A court ruling six years helped kill off the traditional overdraft. In its place came invoice finance
Ever since it first hit Britain’s shores in the 1960s invoice finance, and its subset factoring, have been regarded slightly sniffily by many in the business world who consider them to be sources of lending of last resort, used only by companies in turnaround situations or without a good enough credit rating to get a proper overdraft.
A court case (Brumark Investments, Agnew v IRC) that originated in New Zealand and was finally ruled upon by the Privy Council in 2001 saw the writing appear on the wall for this position. And the 2005 House of Lords (now Supreme Court) ruling in the case of National Westminster Bank v Spectrum Plus confirmed that, effectively, a bank could no longer take a fixed charge over a company’s debtor book as security for traditional lending.
This increased the risk of securing an overdraft against non-fixed assets to a level deemed intolerable by many banks – a position that has been exacerbated by the credit crisis and increasing capital adequacy requirements imposed by the Basel banking accords.
So, while we’re no apologists for the banks, the simple fact is that asset-based – and specifically invoice-backed – lending is here to stay as a mainstream source of working capital because, without a change in the law, banks basically can’t take the security they require to back most business overdrafts.
Invoice finance falls into two broad categories: factoring and invoice discounting. If you opt for factoring then you effectively hand over your debtor book to the finance provider, who takes over the credit control function for those invoices. You are paid a percentage (these days usually up to 85 or 90 per cent) of the invoices upfront and the remainder, minus the factor’s fee, upon collection.
This can be a good option if you don’t have the resources to carry out credit control in-house but is more expensive than invoice discounting (typically from 0.5 to two or three per cent of financed turnover as opposed to from 0.2 to one per cent for most discounters, plus a service charge and interest of between one and 3.5 per cent over the base rate).

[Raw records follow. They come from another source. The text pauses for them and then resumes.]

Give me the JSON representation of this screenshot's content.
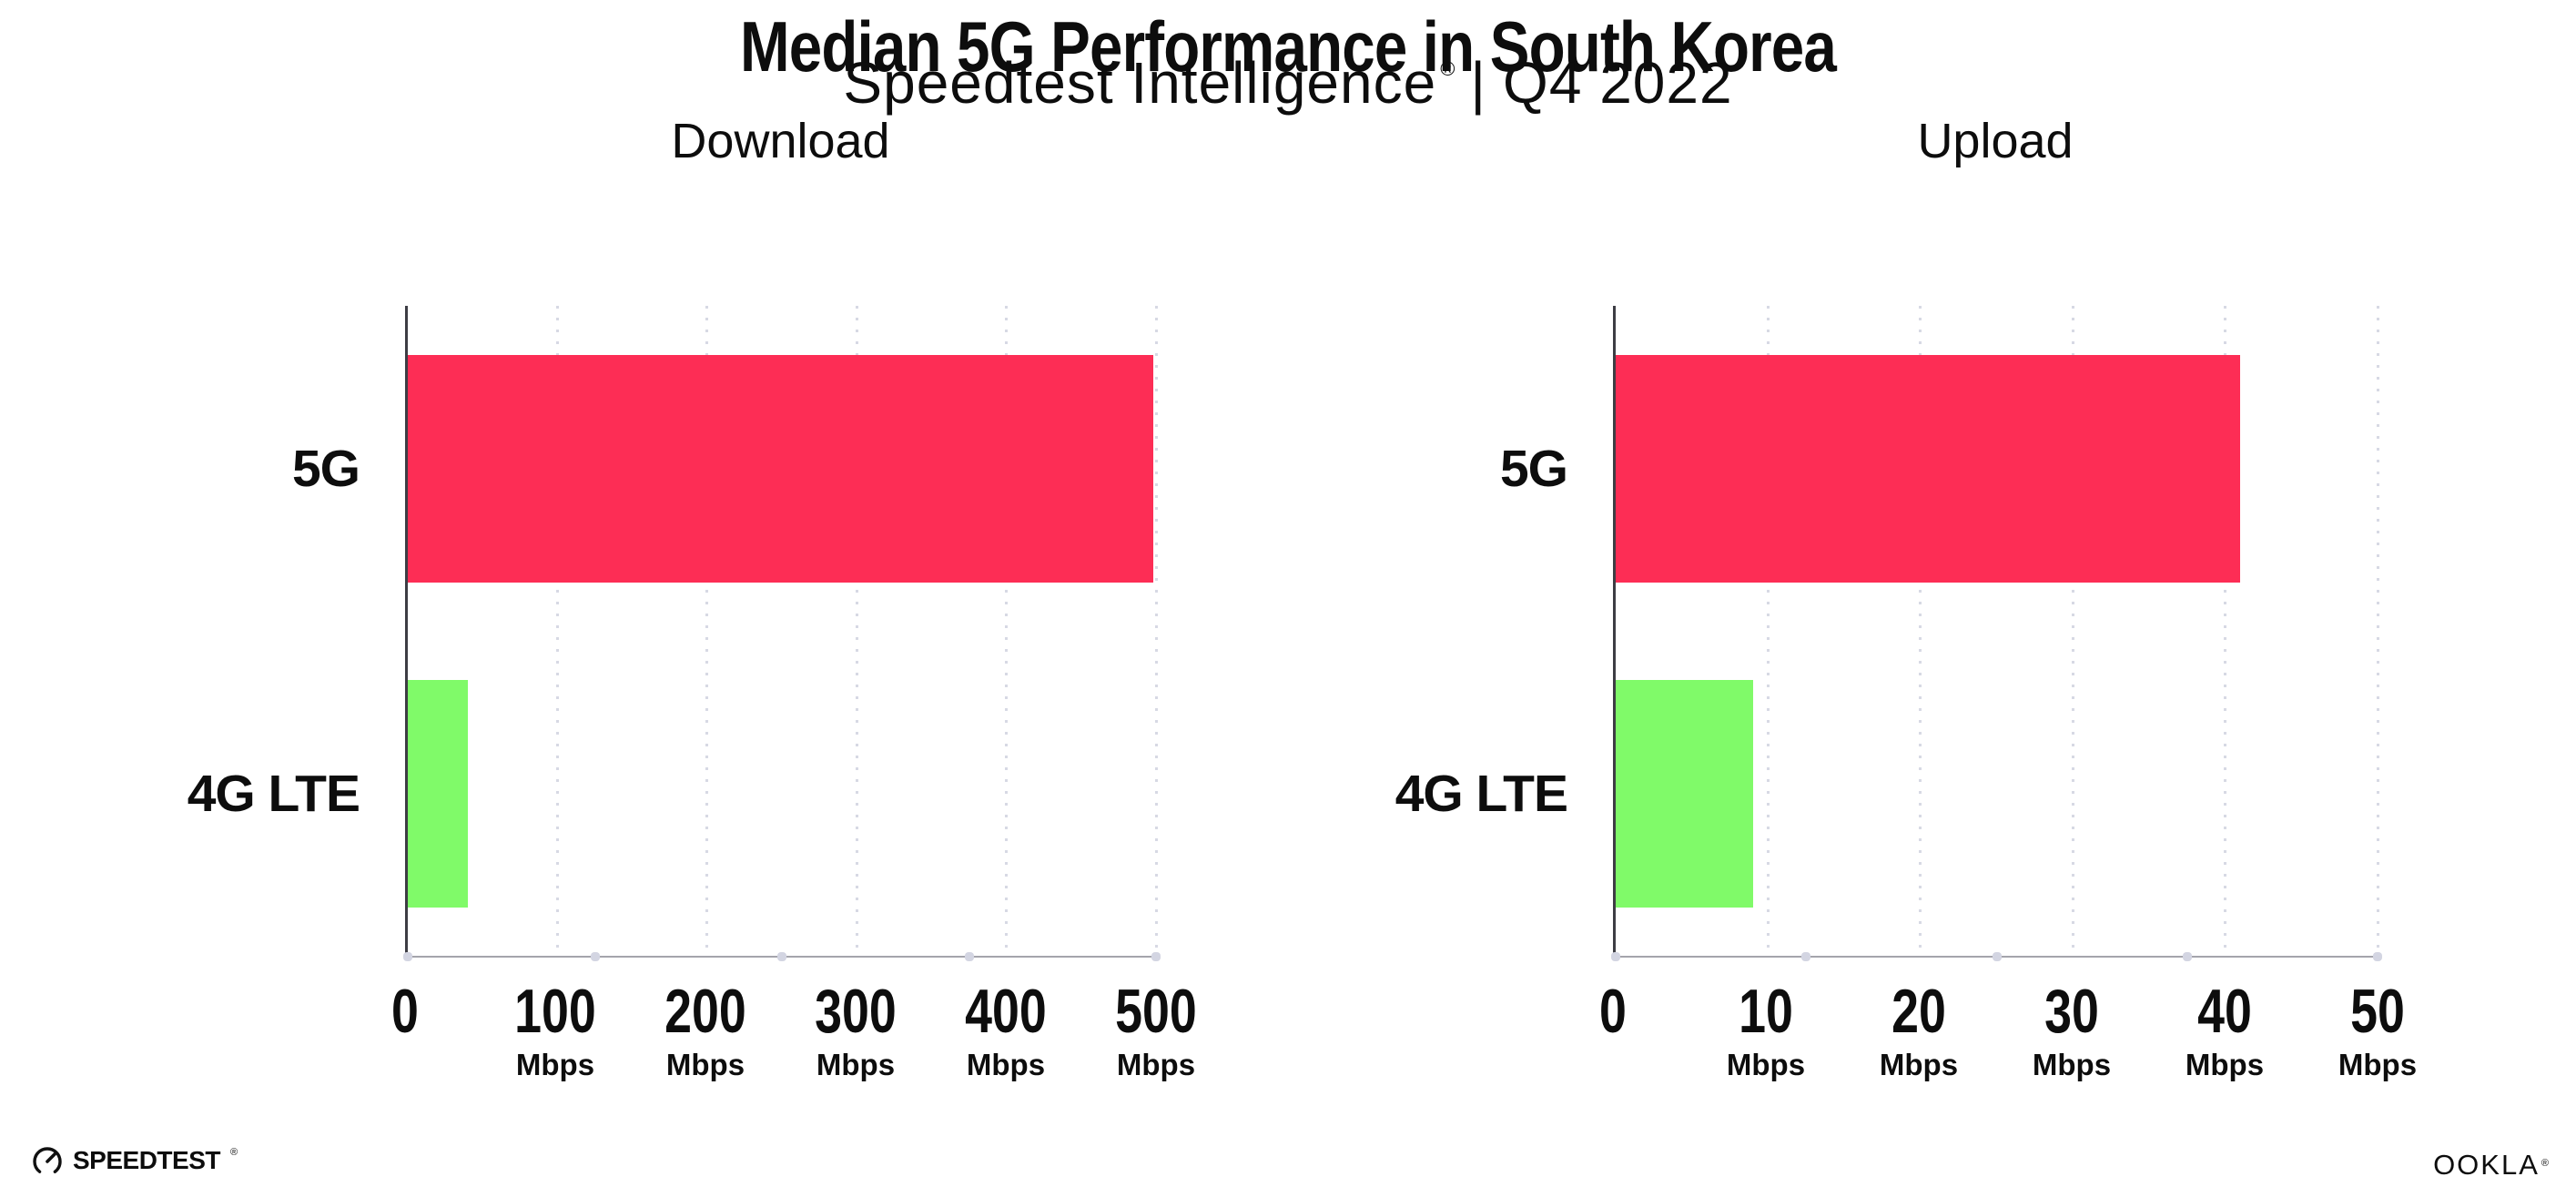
{
  "header": {
    "title": "Median 5G Performance in South Korea",
    "subtitle": {
      "brand": "Speedtest Intelligence",
      "registered_mark": "®",
      "divider": "|",
      "period": "Q4 2022"
    }
  },
  "chart_data": [
    {
      "type": "bar",
      "orientation": "horizontal",
      "title": "Download",
      "categories": [
        "5G",
        "4G LTE"
      ],
      "values": [
        498,
        40
      ],
      "unit": "Mbps",
      "xlim": [
        0,
        500
      ],
      "x_ticks": [
        {
          "value": 0,
          "label": "0",
          "unit": ""
        },
        {
          "value": 100,
          "label": "100",
          "unit": "Mbps"
        },
        {
          "value": 200,
          "label": "200",
          "unit": "Mbps"
        },
        {
          "value": 300,
          "label": "300",
          "unit": "Mbps"
        },
        {
          "value": 400,
          "label": "400",
          "unit": "Mbps"
        },
        {
          "value": 500,
          "label": "500",
          "unit": "Mbps"
        }
      ],
      "bar_colors": [
        "#FD2D55",
        "#80FA69"
      ],
      "grid": "vertical-dotted",
      "legend": "none"
    },
    {
      "type": "bar",
      "orientation": "horizontal",
      "title": "Upload",
      "categories": [
        "5G",
        "4G LTE"
      ],
      "values": [
        41,
        9
      ],
      "unit": "Mbps",
      "xlim": [
        0,
        50
      ],
      "x_ticks": [
        {
          "value": 0,
          "label": "0",
          "unit": ""
        },
        {
          "value": 10,
          "label": "10",
          "unit": "Mbps"
        },
        {
          "value": 20,
          "label": "20",
          "unit": "Mbps"
        },
        {
          "value": 30,
          "label": "30",
          "unit": "Mbps"
        },
        {
          "value": 40,
          "label": "40",
          "unit": "Mbps"
        },
        {
          "value": 50,
          "label": "50",
          "unit": "Mbps"
        }
      ],
      "bar_colors": [
        "#FD2D55",
        "#80FA69"
      ],
      "grid": "vertical-dotted",
      "legend": "none"
    }
  ],
  "footer": {
    "speedtest_wordmark": "SPEEDTEST",
    "speedtest_mark": "®",
    "ookla_wordmark": "OOKLA",
    "ookla_mark": "®"
  },
  "colors": {
    "bar_5g": "#FD2D55",
    "bar_4g_lte": "#80FA69",
    "grid_dots": "#d7d9e4",
    "text": "#0d0d0d"
  }
}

The historical stigma surrounding factoring has also put some people off and we have in the past heard from businesses that were worried that overly aggressive credit controllers employed by some factors might alienate their customers.
Invoice discounting facilities are provided on either a disclosed (ie your clients know about it) or a confidential basis. In either case the customer receives their money on the same basis as via a factor but, in this case, retains responsibility for collecting the money and remitting what is owed back to the finance provider.
The major high street banks all offer invoice finance facilities but there is also a growing independent sector. In general the independents claim to be able to offer better terms because each of their account managers will handle fewer clients than those employed by the banks – meaning that decisions as to whether to offer a facility and at what level can be based on actual knowledge of the individual business rather than making a seemingly arbitrary decision based on a bank’s existing exposure to a geographical area or industry sector.
That said, a glance at the banks’ and independents’ staff-to-client ratios doesn’t reveal any real pattern – but we have heard anecdotally that, at the due diligence stage, invoice financiers attached to banks can take a bit of a “computer says ‘no'” attitude to any practices that whilst perfectly legal, and indeed common, aren’t strictly orthodox.
Last year the total amount advanced by invoice financiers in the UK grew, according to the Asset Based Finance Association, by eight per cent compared to the previous year, to £14.968bn. This is still a way down on 2008’s peak of £16.978bn but is, at least, heading in the right direction.
By comparison overall lending by the high street banks to non-financial companies continued to fall during the same period. These figures give credence to those who argue that falls in bank lending are not so much down to lack of demand per se as to lack of demand for facilities for which businesses know their applications will be turned down.
Given that invoice finance has now hit the mainstream, have the uses to which it is being put expanded beyond its traditional role as a cashflow-smoothing tool?
Austin Thorp, managing director for the North at invoice discounter and factor Ultimate Finance, says that clients are using the cashflow freed up by invoice finance to fund new projects or to secure better credit terms but that he doesn’t believe this is particularly novel, and that products such as his remain basically sources of working capital.
“However clients might be coming to us with debts that weren’t factorable before,” he says. These can include exports – though with Ultimate, as with all its competitors, the lender “prefers” any international invoices to be backed by credit insurance.
Invoice finance isn’t a panacea and most people would still probably prefer an overdraft if they could get one – although the pricing differentials are now not so pronounced. But for now it’s pretty much the only game in town and we wouldn’t be surprised if, even when they are feeling flush again, the banks didn’t decide that this should remain the case for the foreseeable future.